This week's main event was the scheduled policy announcement from the Fed. As was the case two meetings ago, the Fed opted to hold its policy rate unchanged, but almost every other interest rate in the US moved sharply higher.
This counterintuitive movement is fairly common when it comes to the 8 Fed meetings each year. Rates have fallen on several occasions when the Fed hiked throughout this rate hike cycle. There are several reasons this can happen. Some are complicated, but two of the simplest reasons are all we need this time around.
First off, the Fed only has 8 scheduled opportunities to update rates every year while the bond market has thousands of opportunities every day. Because of that, a Fed rate hike is often just a lagging development that the market has already priced in. The Fed actually tries to avoid surprising the market when it comes to hikes/cuts. Via speeches and press conferences, it effectively preps the market for potential changes.
The market can trade these expectations in a variety of ways. The most direct is via Fed Funds Futures, which give traders a way to bet on the level of the Fed Funds Rate on any given month well into the future. Traders haven't budged in their expectation of this week's meeting resulting in a 5.375% Fed Funds Rate for months!
In other words, when the Fed held rates steady this week, it wasn't a surprise to anyone and the market was already priced for it. We can thus rule out the rate decision as the catalyst for the mortgage rate volatility and look elsewhere. We won't need to look far.
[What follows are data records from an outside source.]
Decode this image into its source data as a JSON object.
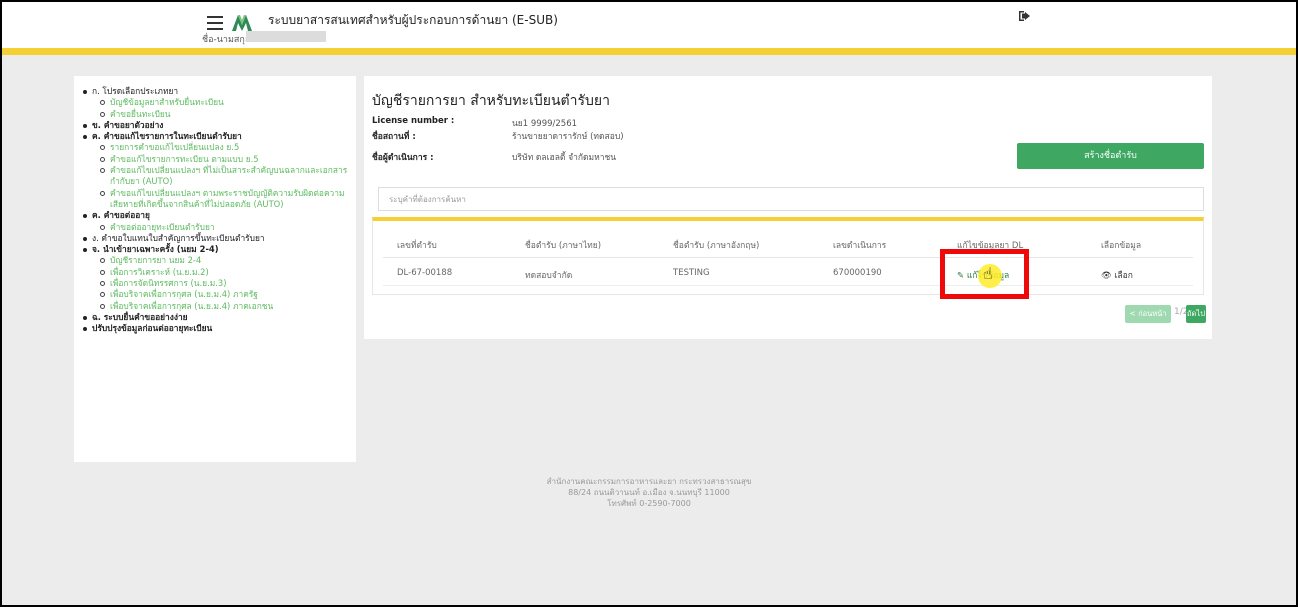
{
  "header": {
    "app_title": "ระบบยาสารสนเทศสำหรับผู้ประกอบการด้านยา (E-SUB)",
    "user_label": "ชื่อ-นามสกุล",
    "logout_icon": "logout-icon",
    "logo_icon": "fda-logo"
  },
  "sidebar": {
    "items": [
      {
        "label": "ก. โปรดเลือกประเภทยา",
        "type": "main",
        "bold": false
      },
      {
        "label": "บัญชีข้อมูลยาสำหรับยื่นทะเบียน",
        "type": "sub"
      },
      {
        "label": "คำขอยื่นทะเบียน",
        "type": "sub"
      },
      {
        "label": "ข. คำขอยาตัวอย่าง",
        "type": "main",
        "bold": true
      },
      {
        "label": "ค. คำขอแก้ไขรายการในทะเบียนตำรับยา",
        "type": "main",
        "bold": true
      },
      {
        "label": "รายการคำขอแก้ไขเปลี่ยนแปลง ย.5",
        "type": "sub"
      },
      {
        "label": "คำขอแก้ไขรายการทะเบียน ตามแบบ ย.5",
        "type": "sub"
      },
      {
        "label": "คำขอแก้ไขเปลี่ยนแปลงฯ ที่ไม่เป็นสาระสำคัญบนฉลากและเอกสารกำกับยา (AUTO)",
        "type": "sub"
      },
      {
        "label": "คำขอแก้ไขเปลี่ยนแปลงฯ ตามพระราชบัญญัติความรับผิดต่อความเสียหายที่เกิดขึ้นจากสินค้าที่ไม่ปลอดภัย (AUTO)",
        "type": "sub"
      },
      {
        "label": "ค. คำขอต่ออายุ",
        "type": "main",
        "bold": true
      },
      {
        "label": "คำขอต่ออายุทะเบียนตำรับยา",
        "type": "sub"
      },
      {
        "label": "ง. คำขอใบแทนใบสำคัญการขึ้นทะเบียนตำรับยา",
        "type": "main",
        "bold": false
      },
      {
        "label": "จ. นำเข้ายาเฉพาะครั้ง (นยม 2-4)",
        "type": "main",
        "bold": true
      },
      {
        "label": "บัญชีรายการยา นยม 2-4",
        "type": "sub"
      },
      {
        "label": "เพื่อการวิเคราะห์ (น.ย.ม.2)",
        "type": "sub"
      },
      {
        "label": "เพื่อการจัดนิทรรศการ (น.ย.ม.3)",
        "type": "sub"
      },
      {
        "label": "เพื่อบริจาคเพื่อการกุศล (น.ย.ม.4) ภาครัฐ",
        "type": "sub"
      },
      {
        "label": "เพื่อบริจาคเพื่อการกุศล (น.ย.ม.4) ภาคเอกชน",
        "type": "sub"
      },
      {
        "label": "ฉ. ระบบยื่นคำขออย่างง่าย",
        "type": "main",
        "bold": true
      },
      {
        "label": "ปรับปรุงข้อมูลก่อนต่ออายุทะเบียน",
        "type": "main",
        "bold": true
      }
    ]
  },
  "main": {
    "title": "บัญชีรายการยา สำหรับทะเบียนตำรับยา",
    "license_label": "License number :",
    "license_value": "นย1 9999/2561",
    "place_label": "ชื่อสถานที่ :",
    "place_value": "ร้านขายยาดารารักษ์ (ทดสอบ)",
    "operator_label": "ชื่อผู้ดำเนินการ :",
    "operator_value": "บริษัท ดลเฮลตี้ จำกัดมหาชน",
    "create_button": "สร้างชื่อตำรับ",
    "search_placeholder": "ระบุคำที่ต้องการค้นหา",
    "table": {
      "headers": [
        "เลขที่ตำรับ",
        "ชื่อตำรับ (ภาษาไทย)",
        "ชื่อตำรับ (ภาษาอังกฤษ)",
        "เลขดำเนินการ",
        "แก้ไขข้อมูลยา DL",
        "เลือกข้อมูล"
      ],
      "rows": [
        {
          "recipe_no": "DL-67-00188",
          "name_th": "ทดสอบจำกัด",
          "name_en": "TESTING",
          "process_no": "670000190",
          "edit_label": "แก้ไขข้อมูล",
          "select_label": "เลือก"
        }
      ]
    },
    "pagination": {
      "prev": "< ก่อนหน้า",
      "current": "1/2",
      "next": "ถัดไป >"
    }
  },
  "footer": {
    "line1": "สำนักงานคณะกรรมการอาหารและยา กระทรวงสาธารณสุข",
    "line2": "88/24 ถนนติวานนท์ อ.เมือง จ.นนทบุรี 11000",
    "line3": "โทรศัพท์ 0-2590-7000"
  },
  "colors": {
    "accent_yellow": "#f5d033",
    "primary_green": "#3ea862",
    "highlight_red": "#ee0a0a"
  }
}
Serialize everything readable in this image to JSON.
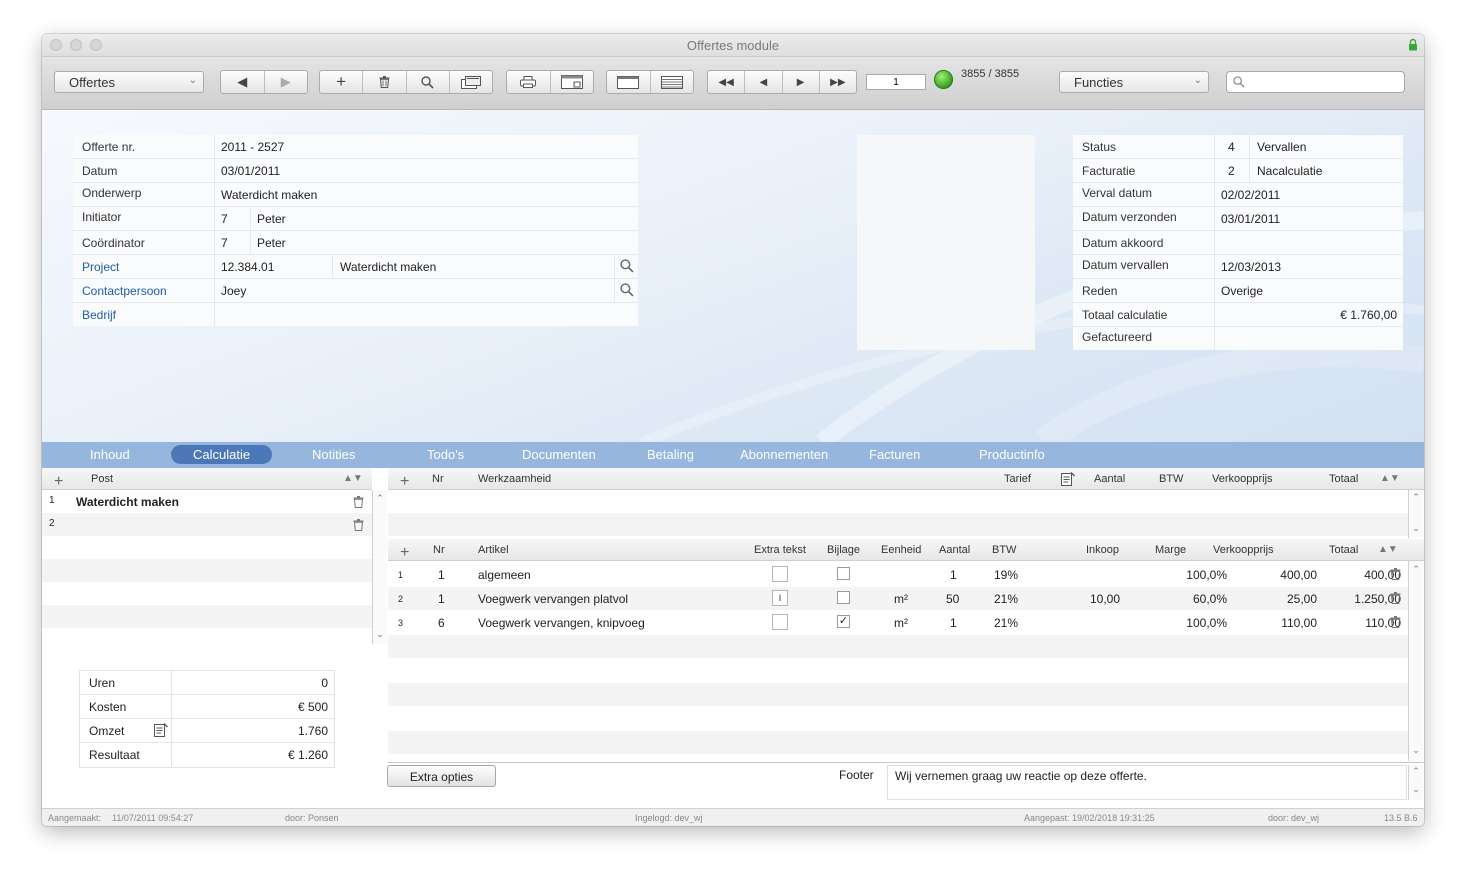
{
  "window": {
    "title": "Offertes module"
  },
  "toolbar": {
    "module_select": "Offertes",
    "record_input": "1",
    "record_count": "3855 / 3855",
    "functions_select": "Functies",
    "search_placeholder": ""
  },
  "form": {
    "offerte_nr": {
      "label": "Offerte nr.",
      "value": "2011 - 2527"
    },
    "datum": {
      "label": "Datum",
      "value": "03/01/2011"
    },
    "onderwerp": {
      "label": "Onderwerp",
      "value": "Waterdicht maken"
    },
    "initiator": {
      "label": "Initiator",
      "id": "7",
      "name": "Peter"
    },
    "coordinator": {
      "label": "Coördinator",
      "id": "7",
      "name": "Peter"
    },
    "project": {
      "label": "Project",
      "code": "12.384.01",
      "name": "Waterdicht maken"
    },
    "contactpersoon": {
      "label": "Contactpersoon",
      "value": "Joey"
    },
    "bedrijf": {
      "label": "Bedrijf",
      "value": ""
    }
  },
  "status_panel": {
    "status": {
      "label": "Status",
      "id": "4",
      "value": "Vervallen"
    },
    "facturatie": {
      "label": "Facturatie",
      "id": "2",
      "value": "Nacalculatie"
    },
    "verval_datum": {
      "label": "Verval datum",
      "value": "02/02/2011"
    },
    "datum_verzonden": {
      "label": "Datum verzonden",
      "value": "03/01/2011"
    },
    "datum_akkoord": {
      "label": "Datum akkoord",
      "value": ""
    },
    "datum_vervallen": {
      "label": "Datum vervallen",
      "value": "12/03/2013"
    },
    "reden": {
      "label": "Reden",
      "value": "Overige"
    },
    "totaal_calculatie": {
      "label": "Totaal calculatie",
      "value": "€ 1.760,00"
    },
    "gefactureerd": {
      "label": "Gefactureerd",
      "value": ""
    }
  },
  "tabs": [
    "Inhoud",
    "Calculatie",
    "Notities",
    "Todo's",
    "Documenten",
    "Betaling",
    "Abonnementen",
    "Facturen",
    "Productinfo"
  ],
  "posts": {
    "header": "Post",
    "rows": [
      {
        "nr": "1",
        "name": "Waterdicht maken"
      },
      {
        "nr": "2",
        "name": ""
      }
    ]
  },
  "werk": {
    "headers": {
      "nr": "Nr",
      "werkzaamheid": "Werkzaamheid",
      "tarief": "Tarief",
      "aantal": "Aantal",
      "btw": "BTW",
      "verkoopprijs": "Verkoopprijs",
      "totaal": "Totaal"
    }
  },
  "artikelen": {
    "headers": {
      "nr": "Nr",
      "artikel": "Artikel",
      "extra_tekst": "Extra tekst",
      "bijlage": "Bijlage",
      "eenheid": "Eenheid",
      "aantal": "Aantal",
      "btw": "BTW",
      "inkoop": "Inkoop",
      "marge": "Marge",
      "verkoopprijs": "Verkoopprijs",
      "totaal": "Totaal"
    },
    "rows": [
      {
        "idx": "1",
        "nr": "1",
        "artikel": "algemeen",
        "extra_tekst": "",
        "bijlage": "",
        "eenheid": "",
        "aantal": "1",
        "btw": "19%",
        "inkoop": "",
        "marge": "100,0%",
        "verkoopprijs": "400,00",
        "totaal": "400,00"
      },
      {
        "idx": "2",
        "nr": "1",
        "artikel": "Voegwerk vervangen platvol",
        "extra_tekst": "I",
        "bijlage": "",
        "eenheid": "m²",
        "aantal": "50",
        "btw": "21%",
        "inkoop": "10,00",
        "marge": "60,0%",
        "verkoopprijs": "25,00",
        "totaal": "1.250,00"
      },
      {
        "idx": "3",
        "nr": "6",
        "artikel": "Voegwerk vervangen, knipvoeg",
        "extra_tekst": "",
        "bijlage": "✓",
        "eenheid": "m²",
        "aantal": "1",
        "btw": "21%",
        "inkoop": "",
        "marge": "100,0%",
        "verkoopprijs": "110,00",
        "totaal": "110,00"
      }
    ]
  },
  "summary": {
    "uren": {
      "label": "Uren",
      "value": "0"
    },
    "kosten": {
      "label": "Kosten",
      "value": "€ 500"
    },
    "omzet": {
      "label": "Omzet",
      "value": "1.760"
    },
    "resultaat": {
      "label": "Resultaat",
      "value": "€ 1.260"
    }
  },
  "extra_opties_label": "Extra opties",
  "footer": {
    "label": "Footer",
    "value": "Wij vernemen graag uw reactie op deze offerte."
  },
  "statusbar": {
    "aangemaakt_label": "Aangemaakt:",
    "aangemaakt_value": "11/07/2011 09:54:27",
    "door1": "door:  Ponsen",
    "ingelogd": "Ingelogd:  dev_wj",
    "aangepast": "Aangepast:  19/02/2018 19:31:25",
    "door2": "door:  dev_wj",
    "version": "13.5 B.6"
  }
}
On 4 out of the 8 Fed announcements per year, and at the exact same moment as the Fed Funds Rate decision, the Fed also releases a "summary of economic projections." Among these forecasts is a dot plot showing where each Fed member sees the Fed Funds Rate at the end of the next few years. These so-called "dots" have become a big deal for financial markets despite Fed Chair Powell's requests to avoid reading too much into them.
The market doesn't care about the dots due to some amazing track record of accuracy from the Fed. Rather, they simply offer a very detailed update as to how the Fed's decision-making process is evolving when it comes to future rate hikes/cuts. If the average Fed member expected rates to be almost 1% lower by the end of 2024 and now only sees them being 0.25% lower, that would tell the market a lot about the Fed's intention to keep rates higher for longer, all other things being equal.
That is exactly what happened.
Markets expected the dots to rise, but not by this much. Neither stocks nor bonds (aka rates) were happy about it.
Traders had already been pricing in a "higher for longer" path for the Fed Funds rate based on recent economic data. In the bigger picture, this week's revelation didn't materially alter the trend in those expectations, but it did give them a noticeable bump. Here's how the market's outlook for the Fed Funds Rate in September 2024 has been evolving.
The "bump" just happened to hit when rates were already near long-term highs. The average 30yr fixed rate didn't technically break above the highest level seen last month, but it came within 0.01% based on the more timely data from Mortgage News Daily. We expect Freddie's weekly numbers will challenge multi-decade highs next week.
Why is all this happening? In a nutshell, the Fed Funds Rate is a blunt instrument tasked with fighting inflation. Inflation has been coming down, but it's still high and a bit of a rebound can't be ruled out due to things like higher fuel prices, auto worker strikes, and an adjustment in the way certain health care costs are calculated. In addition, the Fed is not yet seeing the type of downturn in economic data that would suggest impending disinflation.
That last point is a matter of debate as some critics say the Fed has already done enough and simply needs to give their policy more time to have an impact. The Fed admits that this economic cycle is different than past cycles and that there's no way to know with certainty when it's time for a friendly shift.
Regardless of who's right about the timing of a policy shift and whether enough has already been done, most can agree that it will be economic data that serves as the trigger for a change. Not just any economic data will do. The Fed and the market are both focused on several of the highest impact reports. Most of them will be released on the first week of October. If they take a turn for the worse, rates would likely recover. If they continue to surprise to the upside, so will rates, unfortunately.